Rocky Mountain (56th Annual) and Cordilleran (100th Annual) Joint Meeting (May 3–5, 2004)

Paper No. 10
Presentation Time: 8:00 AM-5:00 PM

REORGANIZATION OR INITIATION OF THE SAN JACINTO FAULT ZONE AT 1 MA: EVIDENCE FROM SYNTECTONIC DEPOSITS IN THE SAN FELIPE HILLS, WESTERN SALTON TROUGH, CA


KIRBY, Stefan M., Dept. of Geology, Utah State Univ, Logan, UT 84322-4505, JANECKE, Susanne, Utah State Univ, Logan, UT 84322, DORSEY, Rebecca J., Geological Sciences, Univ of Oregon, 1272 University of Oregon, Eugene, OR 97403 and LAYMAN, Erik B., Layman Energy Associates, Inc, San Luis Obispo, CA 93405, smkirby@cc.usu.edu

The linkage between the Clark strand of the San Jacinto fault zone (SJFZ) and the North American/Pacific plate boundary is unclear. Within the San Felipe Hills region of the Salton Trough, Miocene-Quaternary sediments deposited during both extension and strike-slip tectonics are deformed by a complex series of folds and faults south-east of the termination of the surface trace of the Clark strand of the SFJZ. Mapping shows a change in fold trend from east-west in the San Felipe Hills to north-south in younger sediment near the southwestern margin of the Salton Sea, as well as numerous N-striking normal faults, NW-striking right lateral, E and NE-striking left lateral faults in the highly deformed zone. The change in fold orientation may be the result of a blind or submerged left-stepping strand of the SFJZ located along the southwestern margin of the Salton Sea. Reorganization or initiation of the SFJZ about 1 Ma is recorded by the deposition of the Ocotillo Formation and its finer equivalent, the Brawley Formation, over synrift sedimentary rocks in the San Felipe Hills. A regional disconformity at the base of the fluvial-deltaic Brawley Formation separates it from the underlying lacustrine Borrego Formation, and reflects a major drop in regional base level. This disconformity passes westward into an angular unconformity where the Brawley Formation interfingers with the Ocotillo Formation across the bedrock-cored east-trending San Felipe anticline. Gravity data define the subsurface extent of this anticline from Borrego Mountain east to the central San Felipe Hills. The Brawley Formation has been previously described as the lacustrine lateral equivalent of the coarser Ocotillo Formation (Dibblee, 1954; 1984). However, the Brawley Formation in the San Felipe Hills is approximately 60% fluvial and fluvial-deltaic.
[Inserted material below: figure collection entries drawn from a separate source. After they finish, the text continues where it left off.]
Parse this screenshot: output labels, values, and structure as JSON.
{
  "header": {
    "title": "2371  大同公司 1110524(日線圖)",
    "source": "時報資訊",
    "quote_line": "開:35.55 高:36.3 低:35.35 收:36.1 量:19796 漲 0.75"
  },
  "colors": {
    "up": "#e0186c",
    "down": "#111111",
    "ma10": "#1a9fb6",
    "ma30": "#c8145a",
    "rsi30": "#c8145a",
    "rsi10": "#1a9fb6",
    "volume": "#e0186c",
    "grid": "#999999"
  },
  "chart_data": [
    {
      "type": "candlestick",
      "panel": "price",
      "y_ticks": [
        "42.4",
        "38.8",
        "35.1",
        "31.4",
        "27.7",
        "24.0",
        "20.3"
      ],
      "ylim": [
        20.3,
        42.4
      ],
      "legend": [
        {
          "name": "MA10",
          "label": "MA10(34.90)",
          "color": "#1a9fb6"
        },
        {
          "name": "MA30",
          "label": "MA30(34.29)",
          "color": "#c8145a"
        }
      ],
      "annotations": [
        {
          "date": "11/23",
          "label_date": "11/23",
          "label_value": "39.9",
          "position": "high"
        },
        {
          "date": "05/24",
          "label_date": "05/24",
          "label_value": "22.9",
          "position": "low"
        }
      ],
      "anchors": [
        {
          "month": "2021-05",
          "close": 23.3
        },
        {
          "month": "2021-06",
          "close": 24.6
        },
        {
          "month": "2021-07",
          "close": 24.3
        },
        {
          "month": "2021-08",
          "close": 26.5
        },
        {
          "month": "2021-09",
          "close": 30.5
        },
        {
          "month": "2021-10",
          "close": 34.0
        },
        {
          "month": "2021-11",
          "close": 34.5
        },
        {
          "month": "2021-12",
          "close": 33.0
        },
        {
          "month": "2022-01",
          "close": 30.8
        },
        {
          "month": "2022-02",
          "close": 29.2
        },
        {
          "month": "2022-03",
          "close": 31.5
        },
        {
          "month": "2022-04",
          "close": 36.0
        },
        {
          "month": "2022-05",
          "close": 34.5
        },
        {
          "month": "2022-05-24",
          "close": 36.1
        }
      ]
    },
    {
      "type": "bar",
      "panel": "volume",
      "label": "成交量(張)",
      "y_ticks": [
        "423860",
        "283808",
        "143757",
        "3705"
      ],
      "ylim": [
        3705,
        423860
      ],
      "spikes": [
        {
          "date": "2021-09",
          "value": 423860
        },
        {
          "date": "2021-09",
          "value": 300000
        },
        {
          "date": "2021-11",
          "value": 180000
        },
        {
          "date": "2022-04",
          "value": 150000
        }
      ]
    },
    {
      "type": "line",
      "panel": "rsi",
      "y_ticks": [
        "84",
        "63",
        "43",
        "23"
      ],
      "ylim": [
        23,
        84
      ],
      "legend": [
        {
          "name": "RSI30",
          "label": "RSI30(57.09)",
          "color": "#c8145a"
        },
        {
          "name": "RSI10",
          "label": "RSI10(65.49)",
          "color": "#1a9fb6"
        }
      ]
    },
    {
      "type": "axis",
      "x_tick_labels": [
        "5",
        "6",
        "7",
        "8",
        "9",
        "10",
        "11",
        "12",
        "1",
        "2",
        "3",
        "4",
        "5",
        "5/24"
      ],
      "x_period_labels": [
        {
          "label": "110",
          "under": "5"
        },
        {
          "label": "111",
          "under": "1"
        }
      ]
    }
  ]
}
Paleocurrents from fluvial channels in the Brawley Formation show a northeast transport direction, at a high angle to earlier trends in the Diablo Formation. Fluvial distributary channel, flood plain, and crevasse-splay deposits dominate over lacustrine and eolian deposits. The angular unconformity and disconformity, a marked increase in locally derived sediment, the new dispersal patterns, and a shift to fluvial facies, imply that a new set of strike-slip faults began to affect the area prior to about 1 Ma.